A district court in Arizona recently issued a published decision limiting the use of the Computer Fraud and Abuse Act (“CFAA”) by employers who have been the victim of electronic data theft by their former employees. In Shamrock Foods v. Gast, --- F.Supp.2d ----, 2008 WL 450556 (D.Ariz.), the district court held that a departing employee’s transmittal of confidential information to his personal e-mail account prior to his resignation did not give rise to a cause of action under CFAA.
According to the employer’s complaint, the employee, who had executed a confidentiality agreement with the employer, allegedly e-mailed numerous company confidential and proprietary files to his personal e-mail account shortly after the employee had begun employment negotiations with a competitor. The day after he sent the company material to his personal e-mail account he allegedly told his manager that he was considering leaving the company and shortly thereafter informed the company that he was joining a direct competitor.

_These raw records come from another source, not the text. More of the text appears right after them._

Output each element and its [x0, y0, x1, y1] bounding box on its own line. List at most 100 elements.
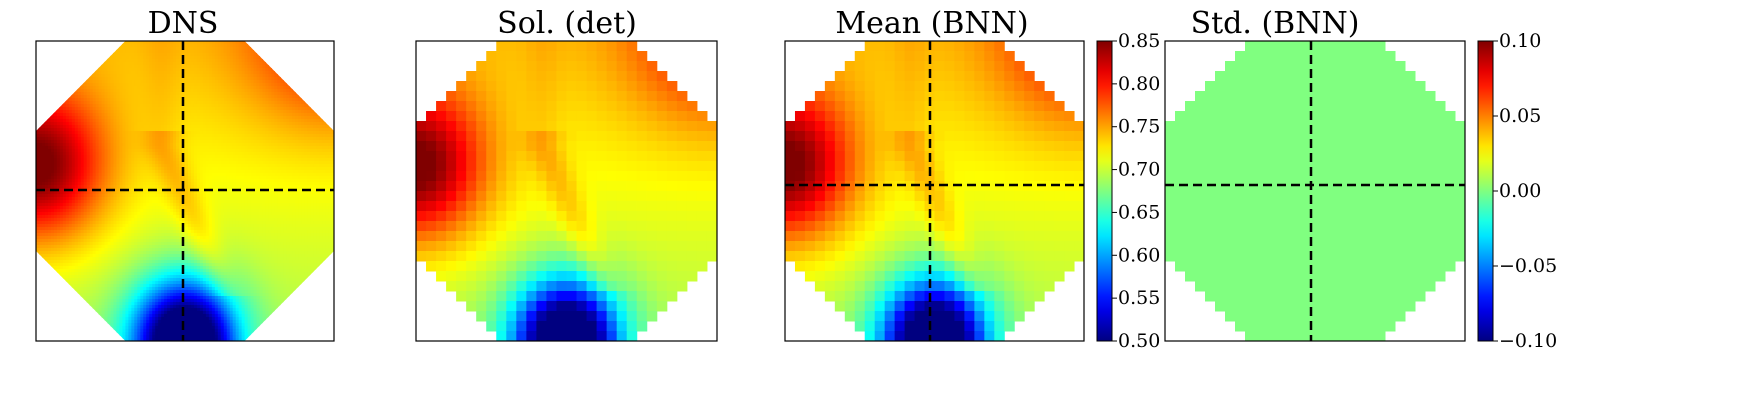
heatmap-cell: [38, 176, 43, 180]
heatmap-cell: [38, 50, 43, 54]
heatmap-cell: [265, 86, 270, 90]
heatmap-cell: [98, 107, 103, 111]
heatmap-cell: [316, 98, 320, 102]
heatmap-cell: [316, 89, 320, 93]
heatmap-cell: [128, 77, 132, 81]
heatmap-cell: [217, 119, 222, 123]
heatmap-cell: [214, 44, 219, 48]
heatmap-cell: [223, 116, 228, 120]
heatmap-cell: [185, 80, 189, 84]
heatmap-cell: [259, 173, 264, 177]
heatmap-cell: [176, 59, 180, 63]
heatmap-cell: [47, 92, 52, 96]
heatmap-cell: [74, 185, 79, 189]
heatmap-cell: [250, 101, 255, 105]
heatmap-cell: [86, 89, 91, 93]
heatmap-cell: [131, 41, 135, 45]
heatmap-cell: [244, 62, 249, 66]
heatmap-cell: [205, 134, 210, 138]
heatmap-cell: [128, 149, 132, 153]
heatmap-cell: [256, 92, 261, 96]
heatmap-cell: [265, 47, 270, 51]
heatmap-cell: [119, 101, 124, 105]
heatmap-cell: [247, 158, 252, 162]
heatmap-cell: [152, 173, 156, 177]
heatmap-cell: [238, 89, 243, 93]
heatmap-cell: [74, 131, 79, 135]
heatmap-cell: [158, 143, 162, 147]
heatmap-cell: [319, 176, 323, 180]
heatmap-cell: [328, 77, 332, 81]
heatmap-cell: [131, 77, 135, 81]
heatmap-cell: [104, 86, 109, 90]
heatmap-cell: [185, 164, 189, 168]
heatmap-cell: [277, 125, 281, 129]
heatmap-cell: [277, 110, 281, 114]
heatmap-cell: [262, 83, 267, 87]
heatmap-cell: [322, 125, 326, 129]
heatmap-cell: [170, 167, 174, 171]
heatmap-cell: [256, 47, 261, 51]
heatmap-cell: [331, 131, 334, 135]
heatmap-cell: [50, 164, 55, 168]
heatmap-cell: [271, 149, 275, 153]
heatmap-cell: [220, 170, 225, 174]
heatmap-cell: [137, 71, 141, 75]
heatmap-cell: [167, 119, 171, 123]
heatmap-cell: [89, 164, 94, 168]
heatmap-cell: [205, 143, 210, 147]
heatmap-cell: [199, 53, 204, 57]
heatmap-cell: [226, 146, 231, 150]
heatmap-cell: [259, 62, 264, 66]
heatmap-cell: [170, 95, 174, 99]
heatmap-cell: [229, 92, 234, 96]
heatmap-cell: [229, 155, 234, 159]
heatmap-cell: [241, 143, 246, 147]
heatmap-cell: [232, 131, 237, 135]
heatmap-cell: [304, 113, 308, 117]
heatmap-cell: [158, 113, 162, 117]
heatmap-cell: [95, 68, 100, 72]
heatmap-cell: [217, 62, 222, 66]
heatmap-cell: [152, 143, 156, 147]
heatmap-cell: [313, 164, 317, 168]
heatmap-cell: [319, 68, 323, 72]
heatmap-cell: [158, 89, 162, 93]
heatmap-cell: [304, 95, 308, 99]
heatmap-cell: [325, 68, 329, 72]
heatmap-cell: [149, 131, 153, 135]
heatmap-cell: [53, 95, 58, 99]
heatmap-cell: [196, 143, 201, 147]
heatmap-cell: [92, 182, 97, 186]
heatmap-cell: [316, 122, 320, 126]
heatmap-cell: [155, 98, 159, 102]
heatmap-cell: [202, 71, 207, 75]
heatmap-cell: [68, 134, 73, 138]
heatmap-cell: [125, 170, 129, 174]
heatmap-cell: [83, 185, 88, 189]
heatmap-cell: [256, 143, 261, 147]
heatmap-cell: [116, 185, 121, 189]
heatmap-cell: [325, 47, 329, 51]
heatmap-cell: [229, 140, 234, 144]
heatmap-cell: [322, 80, 326, 84]
heatmap-cell: [77, 110, 82, 114]
heatmap-cell: [74, 83, 79, 87]
heatmap-cell: [268, 119, 273, 123]
heatmap-cell: [152, 59, 156, 63]
heatmap-cell: [280, 170, 284, 174]
heatmap-cell: [205, 74, 210, 78]
heatmap-cell: [149, 71, 153, 75]
heatmap-cell: [122, 119, 126, 123]
heatmap-cell: [304, 86, 308, 90]
heatmap-cell: [238, 92, 243, 96]
heatmap-cell: [116, 104, 121, 108]
heatmap-cell: [47, 116, 52, 120]
heatmap-cell: [50, 182, 55, 186]
heatmap-cell: [143, 167, 147, 171]
heatmap-cell: [149, 53, 153, 57]
heatmap-cell: [50, 158, 55, 162]
heatmap-cell: [125, 128, 129, 132]
heatmap-cell: [253, 188, 258, 192]
heatmap-cell: [68, 74, 73, 78]
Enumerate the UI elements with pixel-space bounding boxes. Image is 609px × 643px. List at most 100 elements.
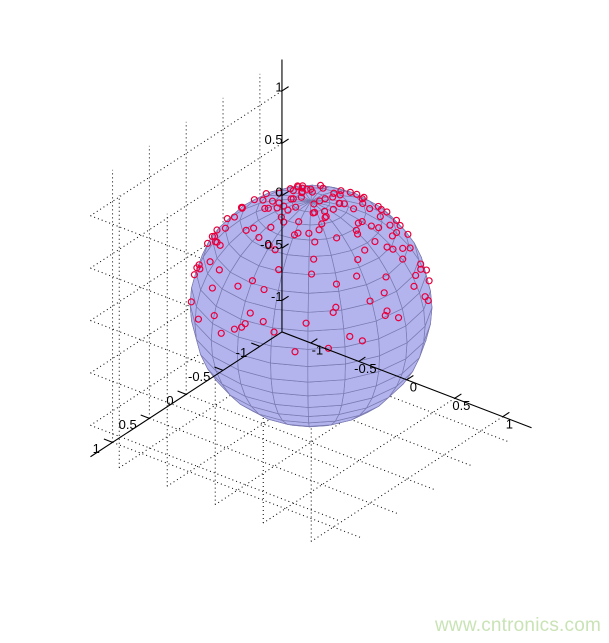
sphere-mesh-face [307,309,345,332]
scatter-point [187,298,195,306]
scatter-point [383,243,391,251]
scatter-point [383,307,391,315]
scatter-point [237,323,246,331]
scatter-point [302,319,310,327]
scatter-point [284,206,292,214]
z-tick-3-label: -0.5 [260,237,282,252]
scatter-point [389,245,397,253]
scatter-points-layer [187,181,433,356]
scatter-point [230,325,239,333]
x-tick-1-label: -0.5 [354,361,376,376]
x-tick-4-mark [502,411,510,418]
scatter-point [203,239,212,248]
scatter-point [337,187,345,195]
y-tick-0-mark [103,438,113,443]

In its complaint, the company alleged that the employee was acting as an agent of the competitor when he assessed and e-mailed the confidential information. The company further alleged that he provided the information to the competitor and that the competitor was using the information to the company’s detriment.
The company brought suit in federal court asserting CFAA claims under 18 U.S.C. § 1030(a)(2), (4), and (5)(iii), as well as state law misappropriation claims. The employee and the competitor moved to dismiss the CFAA claims for failure to state a claim.
The district court granted the motion to dismiss concluding that 1) a violation for accessing a protected computer “without authorization” occurs only when the initial access is not permitted; and 2) an “exceeds authorized access” violation occurs only when initial access to a protected computer is permitted but the access of certain information is not permitted.
The court analyzed the CFAA statute in some depth and the specific CFAA claims that the employer brought. The court stated that it is a violation of section 1030(a)(2) when a person “intentionally accesses a computer without authorization or exceeds authorized access, and thereby obtains ... information from any protected computer if the conduct involved an interstate or foreign communication.” Next, the court stated that section 1030(a)(4) is violated when a person “knowingly and with intent to defraud, accesses a protected computer without authorization, or exceeds authorized access, and by means of such conduct furthers the intended fraud and obtains anything of value....” Finally, the court declared that section (a)(5)(A)(iii) is violated when a person “intentionally accesses a protected computer without authorization, and as a result of such conduct, causes damage. . . .”
In sum, the court reasoned that to state a claim under (a)(2) and (a)(4), the employer must allege conduct showing that the employee accessed a protected computer without authorization or exceeded authorized access and under section (a)(5)(A)(iii), the employer must allege conduct showing that the employee accessed a protected computer without authorization.
The competitor and the employee argued the CFAA claims were not actionable because the employee was authorized to access the computer and information at issue. The employer argued that the employee was no longer authorized to access its confidential information once he acquired the improper purpose to use this information to benefit himself and the competitor.
The district court acknowledged that there were two lines of cases interpreting the meaning of “authorization” under the CFAA. According to the court, some courts have applied principles of agency law to the CFAA and have held that an employee accesses a computer “without authorization” whenever the employee, without knowledge of the employer, acquires an adverse interest or is guilty of a serious breach of loyalty. The court cited the following the cases in support of that proposition: Int'l Airport Ctrs., L.L.C. v. Citrin, 440 F.3d 418, 420-421 (7th Cir.2006); ViChip Corp. v. Lee, 438 F.Supp.2d 1087, 1100 (N.D.Cal.2006); Shurgard Storage Ctrs., Inc. v. Safeguard Self Storage, Inc., 119 F.Supp.2d 1121, 1125 (W.D.Wash.2000).
The court also stated that other courts “have opted for a less expansive view, holding that the phrase ‘without authorization’ generally only reaches conduct by outsiders who do not have permission to access the plaintiff's computer in the first place.” The court cited the following cases in support of this contrasting position: Diamond Power Intern., Inc. v. Davidson, Nos. 1:04-CV-0091-RWS-CCH and 1:04-CV-1708-RWS-CCH, 2007 WL 2904119, at *13 (N.D.Ga. Oct.1, 2007); Brett Senior & Assocs., P.C. v. Fitzgerald, No. 06-1412, 2007 WL 2043377, at *2-4 (E.D.Pa. July 13, 2007); Lockheed Martin Corp. v. Speed, No. 6:05-CV-1580-ORL-31, 2006 WL 2683058, at *5 (M.D.Fla. Aug.1, 2006); Int'l Ass'n of Machinists and Aerospace Workers v. Werner-Masuda, 390 F.Supp.2d 479, 495 (D.Md.2005).